Secondary electric motor/generator, works primarily as generator capable of producing 55 kW or when necessary acts as a motor assisting the primary electric motor.

Internal combustion engine of 63 kW power, engaged when the batteries reach the predetermined threshold. These units are connected via a planetary gear and three electrically controlled hydraulic clutches to provide power output for propulsion in any of four programmed operating modes:

Single motor electric – The primary motor runs solely on battery power, maximum propulsion power is 111 kW.

Dual motor electric – At higher vehicle speeds the secondary motor engages over the planetary gear such that it reduces the speed of the primary motor. This facilitates higher efficiency and better mileage for the combined system, without increasing the maximum power.

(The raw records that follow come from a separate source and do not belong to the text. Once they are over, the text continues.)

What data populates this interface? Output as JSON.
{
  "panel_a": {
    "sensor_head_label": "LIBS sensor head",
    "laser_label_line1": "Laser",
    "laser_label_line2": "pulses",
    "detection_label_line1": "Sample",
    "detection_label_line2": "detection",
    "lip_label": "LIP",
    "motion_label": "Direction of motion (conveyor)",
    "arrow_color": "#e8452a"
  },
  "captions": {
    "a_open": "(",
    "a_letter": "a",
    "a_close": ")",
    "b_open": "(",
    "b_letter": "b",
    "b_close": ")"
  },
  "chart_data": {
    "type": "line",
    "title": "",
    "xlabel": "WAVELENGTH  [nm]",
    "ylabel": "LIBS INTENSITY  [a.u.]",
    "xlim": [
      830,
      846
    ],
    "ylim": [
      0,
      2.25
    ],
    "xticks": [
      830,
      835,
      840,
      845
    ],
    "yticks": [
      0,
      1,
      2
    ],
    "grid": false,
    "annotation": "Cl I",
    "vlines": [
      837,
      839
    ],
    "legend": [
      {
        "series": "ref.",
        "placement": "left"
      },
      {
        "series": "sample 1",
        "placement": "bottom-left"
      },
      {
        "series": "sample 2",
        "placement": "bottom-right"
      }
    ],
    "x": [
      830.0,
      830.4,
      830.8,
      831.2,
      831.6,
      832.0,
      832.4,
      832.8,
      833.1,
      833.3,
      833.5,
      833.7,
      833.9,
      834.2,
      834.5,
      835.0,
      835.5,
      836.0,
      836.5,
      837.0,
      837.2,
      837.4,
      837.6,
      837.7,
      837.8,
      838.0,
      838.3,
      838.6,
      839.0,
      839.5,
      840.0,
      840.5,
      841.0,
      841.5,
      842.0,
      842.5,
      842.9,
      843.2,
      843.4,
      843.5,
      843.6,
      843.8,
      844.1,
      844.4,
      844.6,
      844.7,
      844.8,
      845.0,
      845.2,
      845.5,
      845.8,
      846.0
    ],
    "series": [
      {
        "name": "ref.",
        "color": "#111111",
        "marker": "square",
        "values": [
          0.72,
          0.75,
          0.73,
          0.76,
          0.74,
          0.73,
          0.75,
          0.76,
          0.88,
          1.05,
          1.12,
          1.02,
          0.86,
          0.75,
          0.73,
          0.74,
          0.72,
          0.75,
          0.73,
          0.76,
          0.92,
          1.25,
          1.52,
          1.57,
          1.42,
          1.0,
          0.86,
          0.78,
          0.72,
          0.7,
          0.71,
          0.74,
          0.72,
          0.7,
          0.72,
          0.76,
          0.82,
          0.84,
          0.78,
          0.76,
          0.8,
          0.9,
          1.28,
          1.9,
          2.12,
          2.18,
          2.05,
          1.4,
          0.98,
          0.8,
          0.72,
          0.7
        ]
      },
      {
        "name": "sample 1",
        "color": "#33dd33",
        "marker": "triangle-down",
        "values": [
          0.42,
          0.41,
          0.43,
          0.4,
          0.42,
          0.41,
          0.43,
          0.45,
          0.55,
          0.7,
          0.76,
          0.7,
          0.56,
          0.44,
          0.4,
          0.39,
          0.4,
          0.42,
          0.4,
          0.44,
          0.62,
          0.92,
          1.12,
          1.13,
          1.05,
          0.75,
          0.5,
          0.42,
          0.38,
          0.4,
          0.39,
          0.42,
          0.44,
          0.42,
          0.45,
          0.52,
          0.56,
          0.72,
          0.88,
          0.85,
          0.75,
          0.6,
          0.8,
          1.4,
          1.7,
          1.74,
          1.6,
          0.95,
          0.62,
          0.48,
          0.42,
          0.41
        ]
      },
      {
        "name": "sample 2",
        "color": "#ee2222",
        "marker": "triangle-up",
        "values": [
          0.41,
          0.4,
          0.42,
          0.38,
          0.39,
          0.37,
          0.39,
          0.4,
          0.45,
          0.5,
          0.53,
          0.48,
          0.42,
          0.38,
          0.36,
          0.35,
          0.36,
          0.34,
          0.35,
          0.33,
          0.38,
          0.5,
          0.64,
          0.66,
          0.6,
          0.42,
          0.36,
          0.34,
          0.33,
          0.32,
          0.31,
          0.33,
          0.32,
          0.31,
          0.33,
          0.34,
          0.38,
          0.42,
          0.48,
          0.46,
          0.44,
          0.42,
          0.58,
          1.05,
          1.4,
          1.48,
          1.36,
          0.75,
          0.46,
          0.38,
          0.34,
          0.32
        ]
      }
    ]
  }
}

Single motor extended – The battery reaches its minimum charge, which triggers the combustion engine. The engine drives the secondary motor as a generator, via the charging electronics, to keep the minimum battery charge level. The primary motor can still provide its 111 kW for short acceleration, albeit not sustained.

Dual motor extended – The electric motors are used again in dual configuration with increased efficiency at higher speeds. Additionally the gasoline engine contributes propulsion power via the planetary gear. While power is drained from the battery the amount is less than in mode 2 for the same propulsion power, thus extending the range.